In the context of motor rehabilitation, an application for rehabilitation following injury of the upper limbs is currently under development. This application will be available for different platforms such as Android, iOS and Windows. Making the application accessible on common devices will enable a cost-effective solution that can be easily adopted in a wide range of settings.
In the context of the rt-fMRI neurofeedback application, the use of a TCP/IP server is currently being explored. Such an option will enable the VR application to interface with the real-time analysis pipeline more robustly. Further VR features, scenarios, objects and characters will be introduced in the future, allowing, among other options, to assess the activity in different ROIs within the same scanning session.

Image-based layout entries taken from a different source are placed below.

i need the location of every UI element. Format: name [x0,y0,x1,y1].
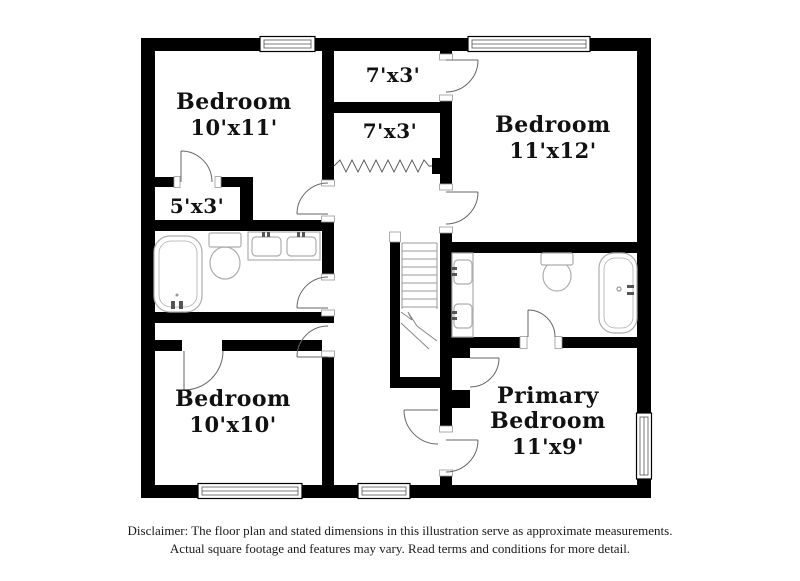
bathtub-left [154,236,202,312]
window-right [637,413,652,479]
door-bathroom-left [297,277,328,308]
door-closet-7x3-top [446,60,478,92]
disclaimer-text: Disclaimer: The floor plan and stated di… [0,522,800,558]
door-primary-bedroom [446,440,478,472]
door-bedroom-10x10 [184,351,223,390]
room-label-primary-bedroom: Primary Bedroom 11'x9' [490,384,606,459]
room-label-bedroom-10x10: Bedroom 10'x10' [175,387,291,437]
door-bedroom-11x12 [446,192,478,224]
window-bottom-center [358,484,410,499]
floor-plan-drawing [0,0,800,581]
door-bathroom-right [528,310,555,337]
floor-plan-page: Bedroom 10'x11' 7'x3' 7'x3' Bedroom 11'x… [0,0,800,581]
toilet-right [541,253,573,291]
toilet-left [209,233,241,279]
staircase [401,243,437,349]
window-bottom-left [198,484,302,499]
room-name: Bedroom [176,90,292,115]
double-vanity [248,232,320,260]
disclaimer-line-2: Actual square footage and features may v… [0,540,800,558]
room-dims: 11'x9' [490,434,606,459]
door-hall-lower [404,410,438,444]
accordion-door-icon [334,160,432,172]
room-dims: 10'x11' [176,115,292,140]
room-name-line1: Primary [490,384,606,409]
room-label-closet-top: 7'x3' [366,63,421,87]
window-top-right [468,37,590,52]
disclaimer-line-1: Disclaimer: The floor plan and stated di… [0,522,800,540]
room-name: Bedroom [495,113,611,138]
room-label-bedroom-11x12: Bedroom 11'x12' [495,113,611,163]
room-name-line2: Bedroom [490,409,606,434]
room-label-bedroom-10x11: Bedroom 10'x11' [176,90,292,140]
room-dims: 10'x10' [175,412,291,437]
room-dims: 11'x12' [495,138,611,163]
window-top-left [260,37,315,52]
vanity-right [452,253,473,337]
door-bedroom-10x11 [297,183,328,214]
room-label-closet-mid: 7'x3' [363,119,418,143]
room-label-closet-5x3: 5'x3' [170,194,225,218]
door-linen-closet [470,358,499,387]
room-name: Bedroom [175,387,291,412]
bathtub-right [599,253,637,333]
door-closet-5x3 [181,151,212,182]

In the long run, the aim is to design experiments with complex cognitive tasks and with modulating cognitive demands that may facilitate the estimation of measures of neural capacity and efficiency in specific ROIs.
We envisage the development of a variety of other applications, using the developed multipurpose VR environment, potentially using additional devices to capture physiological changes, from electrodes for electromyography to webcams for emotion-related facial temperature changes. The VR environment is available as open-source software, under a Creative Commons license, via a GitHub repository [40].
Funding
This work has received funding from the European Union’s Horizon 2020 research and innovation programme under the Marie Sklodowska-Curie action grant agreement No 707730.